OOD Generalization — PARA vs ACT

backbones 2026-04-05

Compared PARA (pixel-aligned heatmap) vs ACT (CLS-token regression) on out-of-distribution generalization across object positions, camera viewpoints, and visual distractors. Both models use DINOv2 ViT-S/16 backbone, teleport servo evaluation, zero rotation, clean scene, 10 min training.

Summary Results

Key experiments — largest PARA vs ACT deltas
ExperimentOOD AxisPARAACTDelta
Left → Right position extrapolationObject position54%1%+53%
Near → Far position extrapolationObject position46%7%+39%
Default → All viewpoints (zero-shot)Camera viewpoint61%24%+37%
Distractor robustnessVisual clutter60%40%+20%

Stage indicators in eval videos: ✔ PLACE = full success (green), ↑ GRASP = bowl lifted but not placed (yellow), ✘ MISS = didn't grasp (red).

Training Data

Object position dataset: 16×16 grid (256 trajectories) across a 39cm × 60cm workspace. Viewpoint dataset: 8×8 viewpoint grid (θ_max=25°) with random positions. Natural-start servo replay, clean scene, 448×448 RGB.

1. Left → Right Position Extrapolation (PARA 54% vs ACT 1%)

Train on left half of position grid (128 demos), test on right half. PARA's pixel-aligned heatmap follows the object. ACT's absolute coordinate regression cannot extrapolate.

Green = 128 training positions (left half). Blue = 20 test positions (right half).

PARA — 5×5 OOD test positions. Green = placed, yellow = grasped, red = missed.

ACT — same positions. Almost all red (miss).

2. Near → Far Position Extrapolation (PARA 46% vs ACT 7%)

Train on near half (closer to robot), test on far half. Tests depth-axis extrapolation.

Green = 128 training positions (near half). Blue = 20 test positions (far half).

PARA — 5×5 OOD test positions across the far half.

ACT — same positions. Mostly misses, some grasps but almost no placements.

3. Zero-Shot Viewpoint Generalization (PARA 61% vs ACT 24%)

Both models trained at the default camera viewpoint (θ=0°) with 64 diverse object positions. Evaluated across the full 8×8 viewpoint grid with random positions. PARA maintains ~62% through θ=17.9°. ACT collapses to 0% after θ=14°.

Per-θ breakdown (averaged over all φ)
θ0° (train)3.6°7.1°10.7°14.3°17.9°21.4°25°
PARA88%79%62%63%62%62%33%38%
ACT67%54%42%17%12%0%0%0%

Polar plot: single green train dot at θ=0°, blue test dots across full 8×8 grid.

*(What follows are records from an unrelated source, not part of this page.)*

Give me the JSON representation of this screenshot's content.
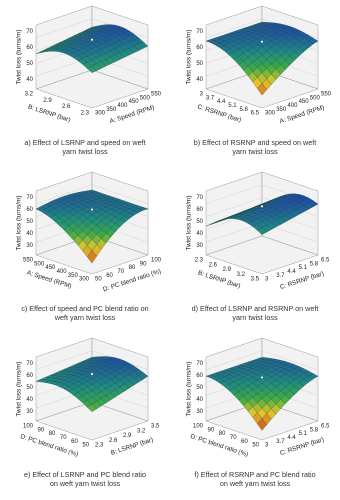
{
  "panels": [
    {
      "caption": [
        "a) Effect of LSRNP and speed on weft",
        "yarn twist loss"
      ],
      "z_axis": {
        "label": "Twist loss (turns/m)",
        "ticks": [
          "40",
          "50",
          "60",
          "70"
        ]
      },
      "left_axis": {
        "label": "B: LSRNP (bar)",
        "ticks": [
          "3.2",
          "2.9",
          "2.6",
          "2.3"
        ]
      },
      "right_axis": {
        "label": "A: Speed (RPM)",
        "ticks": [
          "300",
          "350",
          "400",
          "450",
          "500",
          "550"
        ]
      }
    },
    {
      "caption": [
        "b) Effect of RSRNP and speed on weft",
        "yarn twist loss"
      ],
      "z_axis": {
        "label": "Twist loss (turns/m)",
        "ticks": [
          "40",
          "50",
          "60",
          "70"
        ]
      },
      "left_axis": {
        "label": "C: RSRNP (bar)",
        "ticks": [
          "3",
          "3.7",
          "4.4",
          "5.1",
          "5.8",
          "6.5"
        ]
      },
      "right_axis": {
        "label": "A: Speed (RPM)",
        "ticks": [
          "300",
          "350",
          "400",
          "450",
          "500",
          "550"
        ]
      }
    },
    {
      "caption": [
        "c) Effect of speed and PC blend ratio on",
        "weft yarn twist loss"
      ],
      "z_axis": {
        "label": "Twist loss (turns/m)",
        "ticks": [
          "30",
          "40",
          "50",
          "60",
          "70"
        ]
      },
      "left_axis": {
        "label": "A: Speed (RPM)",
        "ticks": [
          "550",
          "500",
          "450",
          "400",
          "350",
          "300"
        ]
      },
      "right_axis": {
        "label": "D: PC blend ratio (%)",
        "ticks": [
          "50",
          "60",
          "70",
          "80",
          "90",
          "100"
        ]
      }
    },
    {
      "caption": [
        "d) Effect of LSRNP and RSRNP on weft",
        "yarn twist loss"
      ],
      "z_axis": {
        "label": "Twist loss (turns/m)",
        "ticks": [
          "30",
          "40",
          "50",
          "60",
          "70"
        ]
      },
      "left_axis": {
        "label": "B: LSRNP (bar)",
        "ticks": [
          "2.3",
          "2.6",
          "2.9",
          "3.2",
          "3.5"
        ]
      },
      "right_axis": {
        "label": "C: RSRNP (bar)",
        "ticks": [
          "3",
          "3.7",
          "4.4",
          "5.1",
          "5.8",
          "6.5"
        ]
      }
    },
    {
      "caption": [
        "e) Effect of LSRNP and PC blend ratio",
        "on weft yarn twist loss"
      ],
      "z_axis": {
        "label": "Twist loss (turns/m)",
        "ticks": [
          "30",
          "40",
          "50",
          "60",
          "70"
        ]
      },
      "left_axis": {
        "label": "D: PC blend ratio (%)",
        "ticks": [
          "100",
          "90",
          "80",
          "70",
          "60",
          "50"
        ]
      },
      "right_axis": {
        "label": "B: LSRNP (bar)",
        "ticks": [
          "2.3",
          "2.6",
          "2.9",
          "3.2",
          "3.5"
        ]
      }
    },
    {
      "caption": [
        "f) Effect of RSRNP and PC blend ratio",
        "on weft yarn twist loss"
      ],
      "z_axis": {
        "label": "Twist loss (turns/m)",
        "ticks": [
          "30",
          "40",
          "50",
          "60",
          "70"
        ]
      },
      "left_axis": {
        "label": "D: PC blend ratio (%)",
        "ticks": [
          "100",
          "90",
          "80",
          "70",
          "60",
          "50"
        ]
      },
      "right_axis": {
        "label": "C: RSRNP (bar)",
        "ticks": [
          "3",
          "3.7",
          "4.4",
          "5.1",
          "5.8",
          "6.5"
        ]
      }
    }
  ]
}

PARA — 5×5 viewpoint eval grid. Rows = θ, columns = φ.

ACT — same viewpoint grid. Mostly failures at non-default viewpoints.

4. Distractor Robustness (PARA 60% vs ACT 40%)

Models trained on clean scenes (N=64 positions), tested at default LIBERO position with distractor objects and furniture present.

Left: clean training scenes. Right: cluttered test scenes with distractors and furniture.

PARA — default position with distractors + furniture

ACT — same scene with distractors

Analysis

PARA's pixel-aligned formulation provides three key advantages: 1. Position extrapolation: PARA's heatmap follows the object wherever it appears (54% vs 1% left→right, 46% vs 7% near→far). ACT memorizes absolute coordinates and cannot extrapolate. 2. Viewpoint robustness: PARA predicts in image space then recovers 3D via camera geometry. When the camera moves, the heatmap shifts with the visual appearance (61% vs 24% zero-shot, ACT drops to 0% at θ>14°). 3. Distractor robustness: PARA's local pixel predictions are less disrupted by irrelevant visual clutter (60% vs 40%). ACT's advantage: with full coverage (all positions/viewpoints in training), ACT matches or exceeds PARA — global regression is effective when training covers the test distribution.